Видимо, размышлял я, все это должно с меня скатиться, как скатываются капли воды со стеклянного глаза Джека. Я должен подыскать уместную политическую классификацию, навесить ярлыки на Райнхарта и на его ипостаси, а потом выбросить это из головы. Церковь я покинул так стремительно, что сам не понял, как оказался в офисе, и только тогда вспомнил, что направляюсь к Хэмбро.
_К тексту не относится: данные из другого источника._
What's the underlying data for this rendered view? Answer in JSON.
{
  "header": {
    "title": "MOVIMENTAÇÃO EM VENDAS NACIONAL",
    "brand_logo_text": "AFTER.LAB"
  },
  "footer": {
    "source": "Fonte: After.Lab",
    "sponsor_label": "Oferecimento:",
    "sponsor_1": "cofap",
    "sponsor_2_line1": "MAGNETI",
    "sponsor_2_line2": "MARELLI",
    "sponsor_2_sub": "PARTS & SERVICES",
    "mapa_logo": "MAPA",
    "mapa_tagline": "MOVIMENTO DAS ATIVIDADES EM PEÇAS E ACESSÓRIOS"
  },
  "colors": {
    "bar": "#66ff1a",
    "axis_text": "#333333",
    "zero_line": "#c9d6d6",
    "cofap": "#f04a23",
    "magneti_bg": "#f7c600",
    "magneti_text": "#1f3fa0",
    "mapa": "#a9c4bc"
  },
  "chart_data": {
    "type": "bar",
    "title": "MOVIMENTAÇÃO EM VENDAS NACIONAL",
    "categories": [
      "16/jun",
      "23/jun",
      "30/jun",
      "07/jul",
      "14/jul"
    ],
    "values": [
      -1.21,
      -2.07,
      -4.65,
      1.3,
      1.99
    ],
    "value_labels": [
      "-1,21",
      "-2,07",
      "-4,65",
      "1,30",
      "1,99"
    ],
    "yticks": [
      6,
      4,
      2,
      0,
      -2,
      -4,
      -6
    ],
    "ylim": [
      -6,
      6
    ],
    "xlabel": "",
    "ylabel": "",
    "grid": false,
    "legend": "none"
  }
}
Меня охватили подавленность и восхищение одновременно. Мне хотелось повстречаться с Райнхартом, но ведь личного знакомства для подтверждения его реальности, внушал я себе, не требуется: достаточно того, что нас с ним путают. Невозможно поверить, но так оно и есть. Просто потому, что это — область неведомого. О такой возможности Джек и мечтать не мог, равно как и Тобитт, считающий, что он приблизился к этой области вплотную. Слишком мало было известно, слишком многое оставалось в тени. Теперь мои мысли были о Клифтоне и о самом Джеке; много ли, по сути, известно о каждом из них? А обо мне? Кто из моей прошлой жизни бросил мне вызов? В самом деле: сколько воды утекло, прежде чем я понял, что Джек слеп на один глаз.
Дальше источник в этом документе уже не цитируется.